Когда Его Величество брался за работу – удержу ему не было, равно как и пределам его выносливости. Не менее часа посвящал он изучению всего, что касалось каждого участника дуэли, и когда очередь дошла до маркиза Короны, за окном уже собирался брезжить рассвет. Канцлер был весь собран, голова по-прежнему варила, но стоял – покачиваясь, ноги уже плохо слушались. А Его Величество – почти что свеж, только голос осип.
– То есть – это как??? Что значит – не же-нат? Сядь Зути, я приказываю, надоели твои пляски. Все садитесь, этикет обождет.
Его Величество принялся считать про себя – сколько времени понадобится, прежде чем его подданные выполнят приказ, идущий вразрез с вековыми обычаями двора? Император заранее знал, что ему не понравится ни медлительность, ни поспешность в выполнении этой его прихоти, однако все присутствующие тоже были не лыком шиты: замешкались, но ровно столько, сколько требовало приличие.
– Расселись? Так почему он не женат?
– Так точно, Ваше Величество. Холост, хотя уже есть у него невеста, третья дочь герц…
– Да чихать мне на всех дочерей… чужих дочерей, я имею в виду. То есть он не женат, а следовательно и бездетен?
– Так точно, Ваше Величество.
– Ах, вот оно что… А, святые отцы? Не в этом ли все дело? Святейший?
– Вы хотите сказать, Ваше Величество…
– Я-то знаю, что я хочу сказать. Я хочу послушать твое мнение, святейший.
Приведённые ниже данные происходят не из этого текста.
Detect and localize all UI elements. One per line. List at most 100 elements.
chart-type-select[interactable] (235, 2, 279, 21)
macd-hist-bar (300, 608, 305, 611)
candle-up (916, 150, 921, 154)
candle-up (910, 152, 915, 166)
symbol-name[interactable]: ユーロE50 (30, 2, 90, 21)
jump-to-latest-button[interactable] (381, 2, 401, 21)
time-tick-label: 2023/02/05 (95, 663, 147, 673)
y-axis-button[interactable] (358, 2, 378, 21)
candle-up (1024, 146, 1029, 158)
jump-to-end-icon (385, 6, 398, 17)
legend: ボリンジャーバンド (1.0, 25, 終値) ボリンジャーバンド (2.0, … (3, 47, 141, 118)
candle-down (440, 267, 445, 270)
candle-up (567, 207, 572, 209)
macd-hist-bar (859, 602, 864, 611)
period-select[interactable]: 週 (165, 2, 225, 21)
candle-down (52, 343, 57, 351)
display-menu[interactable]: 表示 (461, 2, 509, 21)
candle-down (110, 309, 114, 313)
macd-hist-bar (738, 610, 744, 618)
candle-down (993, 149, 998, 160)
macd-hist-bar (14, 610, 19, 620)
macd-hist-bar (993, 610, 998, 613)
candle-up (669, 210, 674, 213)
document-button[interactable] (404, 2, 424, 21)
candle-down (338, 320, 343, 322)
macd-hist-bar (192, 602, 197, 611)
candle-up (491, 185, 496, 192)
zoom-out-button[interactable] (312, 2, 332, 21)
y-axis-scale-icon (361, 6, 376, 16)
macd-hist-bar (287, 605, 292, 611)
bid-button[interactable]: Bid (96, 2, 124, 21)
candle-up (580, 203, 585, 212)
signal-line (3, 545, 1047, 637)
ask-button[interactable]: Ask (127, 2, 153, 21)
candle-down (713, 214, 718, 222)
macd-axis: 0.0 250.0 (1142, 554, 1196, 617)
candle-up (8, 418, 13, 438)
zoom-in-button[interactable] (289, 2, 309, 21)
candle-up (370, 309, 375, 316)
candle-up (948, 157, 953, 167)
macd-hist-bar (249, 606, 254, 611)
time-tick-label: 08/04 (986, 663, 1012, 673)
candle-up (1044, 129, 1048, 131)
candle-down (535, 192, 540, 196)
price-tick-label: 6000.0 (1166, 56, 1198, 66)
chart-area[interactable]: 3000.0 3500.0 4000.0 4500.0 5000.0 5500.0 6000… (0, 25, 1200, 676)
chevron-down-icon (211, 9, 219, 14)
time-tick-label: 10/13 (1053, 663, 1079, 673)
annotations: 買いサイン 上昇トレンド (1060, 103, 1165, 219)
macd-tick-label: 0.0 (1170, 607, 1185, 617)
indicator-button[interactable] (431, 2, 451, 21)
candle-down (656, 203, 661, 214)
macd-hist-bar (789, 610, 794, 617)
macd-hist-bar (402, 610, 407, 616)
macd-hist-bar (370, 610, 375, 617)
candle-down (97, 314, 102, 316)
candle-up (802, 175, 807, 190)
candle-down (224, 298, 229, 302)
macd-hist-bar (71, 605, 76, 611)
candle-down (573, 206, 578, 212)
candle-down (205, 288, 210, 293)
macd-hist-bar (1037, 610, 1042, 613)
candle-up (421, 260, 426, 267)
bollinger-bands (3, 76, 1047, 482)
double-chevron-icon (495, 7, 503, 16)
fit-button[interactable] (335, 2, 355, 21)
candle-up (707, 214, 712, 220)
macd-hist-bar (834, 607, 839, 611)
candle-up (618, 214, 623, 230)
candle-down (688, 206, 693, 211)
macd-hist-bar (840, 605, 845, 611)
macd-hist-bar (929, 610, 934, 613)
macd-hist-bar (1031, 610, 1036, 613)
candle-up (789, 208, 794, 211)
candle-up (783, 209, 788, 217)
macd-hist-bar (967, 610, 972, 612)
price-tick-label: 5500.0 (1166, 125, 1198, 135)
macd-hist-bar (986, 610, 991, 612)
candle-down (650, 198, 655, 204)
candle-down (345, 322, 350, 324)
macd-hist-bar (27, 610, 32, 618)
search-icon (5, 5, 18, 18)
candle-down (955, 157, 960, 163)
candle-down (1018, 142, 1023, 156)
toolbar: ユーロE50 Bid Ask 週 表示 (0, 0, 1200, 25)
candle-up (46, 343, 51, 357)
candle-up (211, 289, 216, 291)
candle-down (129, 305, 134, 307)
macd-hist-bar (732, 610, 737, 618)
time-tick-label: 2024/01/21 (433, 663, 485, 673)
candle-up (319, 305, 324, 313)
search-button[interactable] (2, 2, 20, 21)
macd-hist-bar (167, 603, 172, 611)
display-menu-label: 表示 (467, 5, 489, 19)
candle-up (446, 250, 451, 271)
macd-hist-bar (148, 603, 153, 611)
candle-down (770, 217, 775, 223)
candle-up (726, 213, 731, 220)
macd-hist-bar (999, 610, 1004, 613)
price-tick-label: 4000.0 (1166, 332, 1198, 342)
Излагай.
Святейший, осознавая всю серьезность создавшегося положения, послушно взялся выкладывать свои соображения, а Его Величество только мусолил в зубах истерзанный ус (одна из многочисленных дурных привычек Его Величества), да согласно постукивал ладонью по жирному колену: кажется, оба они думали в эти минуты совершенно одинаково.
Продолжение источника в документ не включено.